A Lei Orgânica do Município de Teresópolis segue essa mesma lógica. Ela determina que a política de desenvolvimento urbano seja conduzida pelo Poder Público com garantia de participação popular, e reafirma o Plano Diretor como referência central para o ordenamento territorial, incluindo zoneamento e índices urbanísticos, como o gabarito das edificações.
Nesse contexto, causa preocupação o fato de que a alteração promovida pela Lei Complementar nº 351/2025 tenha sido percebida por muitos cidadãos sem um debate público prévio amplo, transparente e tecnicamente fundamentado. As denúncias na mídia ausência clara de audiências públicas amplamente divulgadas, de participação efetiva dos conselhos municipais e da apresentação pública de estudos de impacto não invalida automaticamente a lei, mas fragiliza sua legitimidade democrática.
Cumprir o rito legislativo interno da Câmara é necessário, mas não é suficiente quando a própria legislação federal e municipal exige participação social qualificada em decisões urbanísticas estruturais. Quando a sociedade toma conhecimento de mudanças dessa natureza apenas após a sanção da lei, instala-se um ruído que compromete a confiança institucional e empobrece o debate.
Teresópolis, assim como muitas cidades brasileiras, enfrenta um desafio complexo: crescer sem perder sua identidade, respeitando seus limites geográficos, ambientais e urbanos, além da vocação turística. Esse equilíbrio não será alcançado com decisões apressadas ou pouco dialogadas.
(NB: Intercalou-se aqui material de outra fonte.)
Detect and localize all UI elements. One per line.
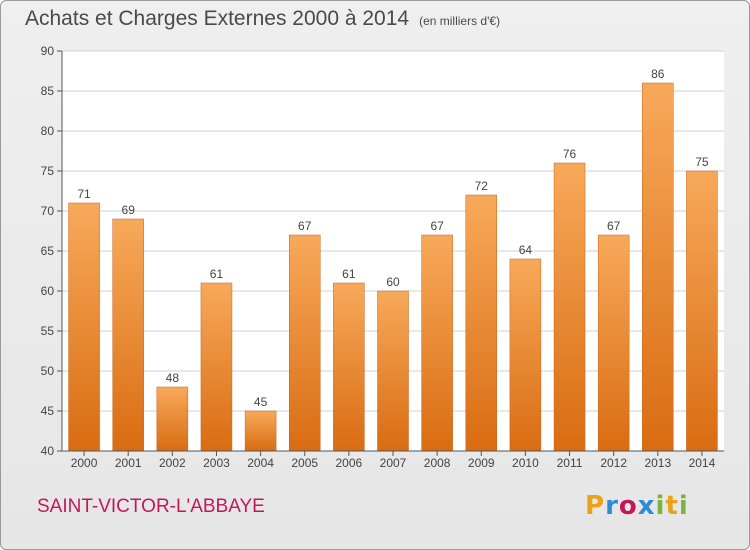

Verticalizar pode ser parte da solução, mas apenas se estiver inserido em uma estratégia urbana clara, com proporcionalidade nas alterações, debatida com a população e alinhada ao Plano Diretor.
Mais do que ser a favor ou contra prédios mais altos, o que se espera é que escolhas dessa magnitude sejam feitas com a cidade, e não apenas para a cidade — com transparência, participação e responsabilidade.
📝Nota: Diante das informações veiculadas pela imprensa sobre a tramitação da recente lei municipal que alterou parâmetros urbanísticos em Teresópolis, registre-se que eventuais questionamentos não se dirigem, necessariamente, ao mérito da verticalização, que pode ser instrumento legítimo de política urbana quando planejada, sustentável e amplamente debatida.
As preocupações concentram-se, sobretudo, na observância do devido processo legislativo, da transparência e da participação popular, princípios exigidos pelo Estatuto da Cidade e pela Constituição do Estado do Rio de Janeiro em matérias de relevante impacto urbano e ambiental.
Nesse contexto, é juridicamente possível — caso identificados vícios formais — que legitimados constitucionais, como o Ministério Público do Estado do Rio de Janeiro, avaliem a adoção das medidas cabíveis, inclusive no âmbito do controle de constitucionalidade estadual, sempre como instrumento institucional de aprimoramento democrático e não de negação do desenvolvimento urbano.